El Messi del futuro

El argentino ha demostrado en los dos últimos partidos que su fútbol no se limita a destrozar porterías rivales con cifras de goles escandalosas. El juego del futbolista blaugrana tiene tal alcance que incluso ya ha ofrecido un avance de su futura evolución.

El Messi del futuro
Imagen FCB

Leo Messi atraviesa por una supuesta mala racha goleadora. Tres partidos sin anotar un gol es una estadística negativa en la ‘escala Messi’. El argentino se ha –nos ha- acostumbrado en las últimas temporadas a pulverizar registros goleadores impropios de los tiempos actuales, en los que el fútbol defensivo predomina sobre el ofensivo.

Los tremendistas y los oportunistas florecen en los periodos negativos del argentino. Y lo hacen de una manera injusta, como si el gol fuese la única prestación analizable del juego del argentino. Messi es la evolución del fútbol moderno. El argentino se recicla cuando parece que ya ha alcanzado la cima de su fútbol. Comenzó como una joven promesa que driblaba a un contrario más del que el juego requería. Creció en su fútbol cuando el gran Barça de Rijkaard agonizaba y se convirtió en el líder absoluto del legendario Barcelona de Guardiola. Con Pep se convirtió en el referente mundial del bautizado concepto del ‘falso 9’. Lleva instalado en la cumbre del fútbol mundial desde 2009, avanzando peldaño a peldaño desde 2007, cuando aún era un actor secundario de un reparto blaugrana con estrellas de primera fila como Ronaldinho o Eto’o.

 Cuando el gol le es esquivo, Messi destaca como creador, pasador y asistente de lujo 

Desde entonces Leo Messi renueva temporada tras temporadas sus condiciones y las readapta para sorprender cuando sus rutilantes exhibiciones resultan rutinarias. La libertad con la que desarrolla su fútbol le permite moverse por toda la zona de ataque. Messi necesita el contacto con la pelota y nunca rehúye de ella, ni siquiera en los días más grises. Es muy habitual en el juego del futbolista blaugrana bajar a recibir a la zona central y participar en la construcción del fútbol del Barça. Su versatilidad y su excelente visión de juego le permiten ser uno más del brillante engranaje que el F.C. Barcelona posee en el centro del campo. Y en los dos últimos partidos, en los que Messi tampoco consiguió anotar gol, es cuando se ha observado de manera más evidente la influencia del argentino en la zona de creación del fútbol del Barça. Messi ha participado con más asiduidad en una zona más retrasada en los dos últimos encuentros.
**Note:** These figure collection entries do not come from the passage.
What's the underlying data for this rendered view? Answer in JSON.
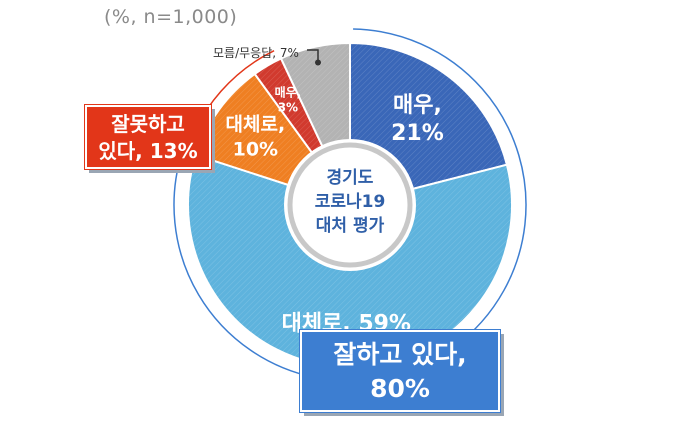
{
  "note": "(%, n=1,000)",
  "center_label": [
    "경기도",
    "코로나19",
    "대처 평가"
  ],
  "groups": {
    "bad": [
      "잘못하고",
      "있다, 13%"
    ],
    "good": [
      "잘하고 있다,",
      "80%"
    ]
  },
  "colors": {
    "very_good": "#3a67b8",
    "somewhat_good": "#5eb3dd",
    "somewhat_bad": "#ef7f22",
    "very_bad": "#d13a2e",
    "dont_know": "#b3b3b3",
    "bad_box": "#e23619",
    "good_box": "#3d7ed1"
  },
  "chart_data": {
    "type": "pie",
    "donut": true,
    "slices": [
      {
        "label_lines": [
          "매우,",
          "21%"
        ],
        "value": 21,
        "color": "#3a67b8"
      },
      {
        "label_lines": [
          "대체로, 59%"
        ],
        "value": 59,
        "color": "#5eb3dd"
      },
      {
        "label_lines": [
          "대체로,",
          "10%"
        ],
        "value": 10,
        "color": "#ef7f22"
      },
      {
        "label_lines": [
          "매우,",
          "3%"
        ],
        "value": 3,
        "color": "#d13a2e"
      },
      {
        "label_lines": [
          "모름/무응답, 7%"
        ],
        "value": 7,
        "color": "#b3b3b3"
      }
    ]
  }
}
Junto con Xavi distribuyó el juego blaugrana y aprovechó su velocidad y cambios de ritmo para crear peligro por el centro con jugadas al primer toque y rápidos eslálones con los que gambetea a sus rivales. Y así, ha participado directamente en 4 de los 5 goles del Barcelona contra Sevilla y Benfica. Cuando el gol le es esquivo, Messi destaca como creador, pasador y asistente de lujo.

En estos dos encuentros, quizá por las circunstancias o por la necesidad del propio jugador por participar del juego, se ha vislumbrado al Messi del futuro, todavía lejano. El argentino domina todas las facetas del fútbol y esto le permite adaptarse a multitud de situaciones y contextos. Aún quedan infinidad de goles y exhibiciones, que por rutinarias que resulten aún sorprenden y reconcilian al aficionado con este deporte. Pero Messi ya ha demostrado que es un excelente complemento para Xavi o que puede dirigir con batuta de líder el centro del campo del Barcelona cuando Xavi necesite dosificar partidos. Y en el futuro, el argentino podría ser una brillante alternativa al puesto de creador cuando el fútbol de Xavi se consuma. Porque ese momento, lamentablemente, llegará. Y el Barça podría tener el sustituto en casa: en Messi y en la evolución de su fútbol.